Family businesses are on course to be led by more women, as responsibilities and wealth transfer to the next generation, and the dividends to society and the balance sheet are already clear.
While it is still far more common to see men at the top in family business, and the gender pay gap closes at a glacial pace, some research suggests that inequality is less acute within family-controlled companies than other businesses.
A 2017 study by consultancy EY, Women in Leadership: The Family Business Advantage, looked at 525 of the world’s largest family-owned companies, and found that on average 22% of the C-suite was female, compared to 13% to 15% women in top management positions in the general pool of Fortune 500 companies.
More than 40% of these family businesses told EY that female family members had become more interested in joining the company over the previous three years, while 70% were considering a woman for their next chief executive.

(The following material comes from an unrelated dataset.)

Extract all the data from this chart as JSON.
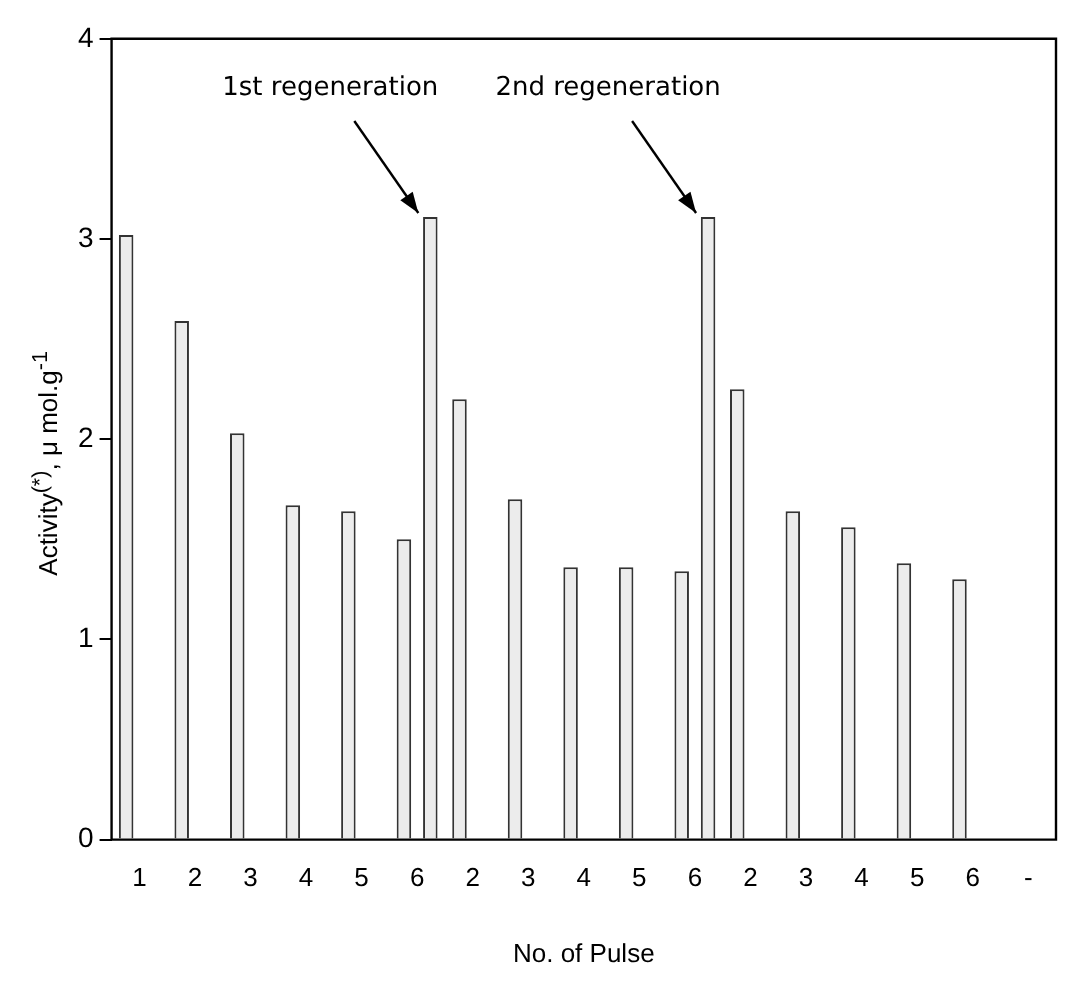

During this month of September, CampdenFB is championing 20 next-gen women who are already taking their families to the next level. After spotlighting Alisha Moopen, Lydia Forte, Laura Rea Dickey, Ruchi Dana and Marcella Kanfer Rolnick in week one, then Verena Bahlsen, Sophiya Faizal, Pilar Martínez-Cosentino, Elisabeth Murdoch and Juana Roig in week two, this week we find out how Sabrina Chao, Sole Ferragamo, Jennifer Yuengling-Franquet and Wendy Yuengling Baker, Colleen Wegman and Helen Barbour are fortifying their family businesses.

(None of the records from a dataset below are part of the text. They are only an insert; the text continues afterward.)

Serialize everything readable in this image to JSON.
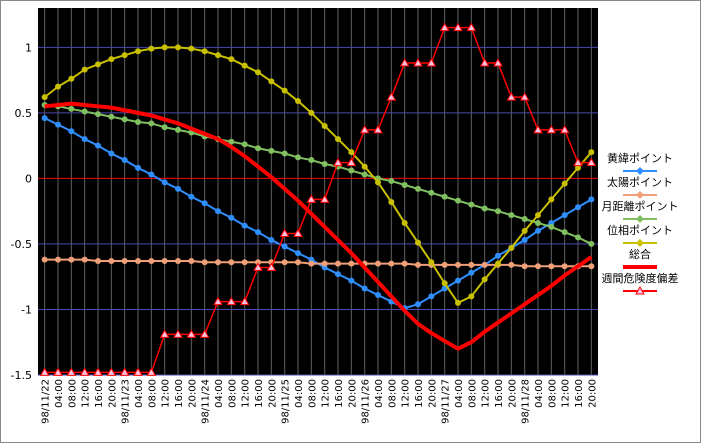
{
  "chart_data": {
    "type": "line",
    "categories": [
      "98/11/22",
      "04:00",
      "08:00",
      "12:00",
      "16:00",
      "20:00",
      "98/11/23",
      "04:00",
      "08:00",
      "12:00",
      "16:00",
      "20:00",
      "98/11/24",
      "04:00",
      "08:00",
      "12:00",
      "16:00",
      "20:00",
      "98/11/25",
      "04:00",
      "08:00",
      "12:00",
      "16:00",
      "20:00",
      "98/11/26",
      "04:00",
      "08:00",
      "12:00",
      "16:00",
      "20:00",
      "98/11/27",
      "04:00",
      "08:00",
      "12:00",
      "16:00",
      "20:00",
      "98/11/28",
      "04:00",
      "08:00",
      "12:00",
      "16:00",
      "20:00"
    ],
    "ylim": [
      -1.5,
      1.3
    ],
    "yticks": [
      -1.5,
      -1,
      -0.5,
      0,
      0.5,
      1
    ],
    "grid": true,
    "legend": "right",
    "series": [
      {
        "name": "黄緯ポイント",
        "color": "#2f8fff",
        "marker": "circle",
        "values": [
          0.46,
          0.41,
          0.36,
          0.3,
          0.25,
          0.19,
          0.14,
          0.08,
          0.03,
          -0.03,
          -0.08,
          -0.14,
          -0.19,
          -0.25,
          -0.3,
          -0.36,
          -0.41,
          -0.47,
          -0.52,
          -0.57,
          -0.62,
          -0.68,
          -0.73,
          -0.78,
          -0.84,
          -0.89,
          -0.94,
          -0.99,
          -0.96,
          -0.9,
          -0.84,
          -0.78,
          -0.72,
          -0.66,
          -0.59,
          -0.53,
          -0.47,
          -0.4,
          -0.34,
          -0.28,
          -0.22,
          -0.16
        ]
      },
      {
        "name": "太陽ポイント",
        "color": "#f0a078",
        "marker": "circle",
        "values": [
          -0.62,
          -0.62,
          -0.62,
          -0.62,
          -0.63,
          -0.63,
          -0.63,
          -0.63,
          -0.63,
          -0.63,
          -0.63,
          -0.63,
          -0.64,
          -0.64,
          -0.64,
          -0.64,
          -0.64,
          -0.64,
          -0.64,
          -0.64,
          -0.65,
          -0.65,
          -0.65,
          -0.65,
          -0.65,
          -0.65,
          -0.65,
          -0.65,
          -0.66,
          -0.66,
          -0.66,
          -0.66,
          -0.66,
          -0.66,
          -0.66,
          -0.66,
          -0.67,
          -0.67,
          -0.67,
          -0.67,
          -0.67,
          -0.67
        ]
      },
      {
        "name": "月距離ポイント",
        "color": "#80c060",
        "marker": "circle",
        "values": [
          0.56,
          0.55,
          0.53,
          0.51,
          0.49,
          0.47,
          0.45,
          0.43,
          0.42,
          0.39,
          0.37,
          0.35,
          0.32,
          0.3,
          0.28,
          0.26,
          0.23,
          0.21,
          0.19,
          0.16,
          0.14,
          0.11,
          0.09,
          0.06,
          0.03,
          0.0,
          -0.02,
          -0.05,
          -0.08,
          -0.11,
          -0.14,
          -0.17,
          -0.2,
          -0.23,
          -0.25,
          -0.28,
          -0.31,
          -0.34,
          -0.37,
          -0.41,
          -0.45,
          -0.5
        ]
      },
      {
        "name": "位相ポイント",
        "color": "#c8c000",
        "marker": "circle",
        "values": [
          0.62,
          0.7,
          0.76,
          0.83,
          0.87,
          0.91,
          0.94,
          0.97,
          0.99,
          1.0,
          1.0,
          0.99,
          0.97,
          0.94,
          0.91,
          0.86,
          0.81,
          0.74,
          0.67,
          0.59,
          0.5,
          0.4,
          0.3,
          0.2,
          0.09,
          -0.03,
          -0.18,
          -0.34,
          -0.49,
          -0.64,
          -0.8,
          -0.95,
          -0.9,
          -0.77,
          -0.65,
          -0.53,
          -0.4,
          -0.28,
          -0.16,
          -0.04,
          0.08,
          0.2
        ]
      },
      {
        "name": "総合",
        "color": "#ff0000",
        "marker": "none",
        "values": [
          0.55,
          0.56,
          0.57,
          0.56,
          0.55,
          0.54,
          0.52,
          0.5,
          0.48,
          0.45,
          0.42,
          0.38,
          0.34,
          0.3,
          0.24,
          0.17,
          0.09,
          0.01,
          -0.08,
          -0.17,
          -0.27,
          -0.37,
          -0.47,
          -0.57,
          -0.68,
          -0.79,
          -0.9,
          -1.01,
          -1.11,
          -1.18,
          -1.24,
          -1.3,
          -1.25,
          -1.17,
          -1.1,
          -1.03,
          -0.96,
          -0.89,
          -0.82,
          -0.74,
          -0.67,
          -0.6
        ]
      },
      {
        "name": "週間危険度偏差",
        "color": "#ff0000",
        "marker": "triangle",
        "values": [
          -1.48,
          -1.48,
          -1.48,
          -1.48,
          -1.48,
          -1.48,
          -1.48,
          -1.48,
          -1.48,
          -1.19,
          -1.19,
          -1.19,
          -1.19,
          -0.94,
          -0.94,
          -0.94,
          -0.68,
          -0.68,
          -0.42,
          -0.42,
          -0.16,
          -0.16,
          0.12,
          0.12,
          0.37,
          0.37,
          0.62,
          0.88,
          0.88,
          0.88,
          1.15,
          1.15,
          1.15,
          0.88,
          0.88,
          0.62,
          0.62,
          0.37,
          0.37,
          0.37,
          0.12,
          0.12
        ]
      }
    ]
  }
}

Sabrina Chao is the chairwoman of Hong Kong’s Wah Kwong Maritime Transport Holdings, having joined her family’s 1952-founded business via a high-flying career in finance. In the early 2000s she continued her studies with Galbraith’s shipping course in London and has since been a stalwart of Hong Kong’s logistics industry. The young leader has won numerous awards including Connecticut Maritime Association’s Commodore Award and described herself as a “not obvious, [or] stereotypical” leader due to her reserved nature. She was the first woman to be elected chair of the Hong Kong Shipowners Association and served from 2015 to 2017. She is a trustee of the Hong Kong Maritime Museum, among a number of her non-profit roles.
Sole Ferragamo is the granddaughter of the revered Salvatore Ferragamo and has drawn on her family’s passion and creativity with leather—but in her own distinct way. She designs and crafts leather jewellery using off-cuts form the luxury industry, and founded SO-LE Studio, a London-based and self-funded start-up with a boutique presence in Mykonos and Florence. The company was nominated for the CEDIT Prize awarded to an emerging Italian designer at Miart. In addition it was awarded Positive Luxury’s Butterfly Mark for its commitment to sustainability. Sole won CampdenFB’s Top Next Generation Entrepreneur Award at the European Families in Business Awards 2018.
Jennifer Yuengling-Franquet and Wendy Yuengling Baker are the most senior of four Yuengling daughters who have been working for their sixth-generation family-owned brewery, DG Yuengling & Son, since 2014. Along with sisters Debbie and Sheryl, they work alongside their father Dick Yuengling, credited with turning around the fortunes of America’s oldest brewery. With Jen in charge of operations and Wendy as chief administrative officer, the brewery launched its Golden Pilsner in 2018, Yuengling’s first new product in 17 years. The four sisters have a blog “& Daughters”, a play on the concept of working for “& Son”-style business in the male-dominated brewing industry. The business sponsors a tuition scholarship and supports military families.
Fourth-gen Colleen Wegman was named president and chief executive of Wegmans Food Markets in 2017 and succeeded father, 70-year-old Danny Wegman, who remained chairman of the 97-grocery store chain. Colleen quickly won the hearts of her employees, beating the likes of Mark Zuckerberg and Satya Nadella on Glassdoor’s 2018 Top CEO rankings, with a 95% approval rating. Her earliest memories of the family business are visiting stores aged 5, and she worked her way up the ranks from her late teens, to today overseeing 47,000 staff at the $8.3-billion-a-year chain. The company donates food to charities, awards high school scholarships and plans to open stores in North Carolina, Virginia and Washington, DC.
Helen Barbour is the daughter of Dame Margaret Barbour, chairwoman of the fifth-generation Barbour clothing company. Helen was two-years-old when her managing director father, John Barbour, died suddenly in 1968 and her mother became a director. Now vice chairwoman of Barbour Sporting, Helen worked with Margaret to establish the Women's Fund in 1999 to support women in England’s North-East, where the firm still manufactures its signature wax jackets. Mother and daughter are also trustees of the Barbour Foundation, which bolstered its relationship with The Prince’s Trust by donating to the trust’s Enterprise programme, which supports young entrepreneurs.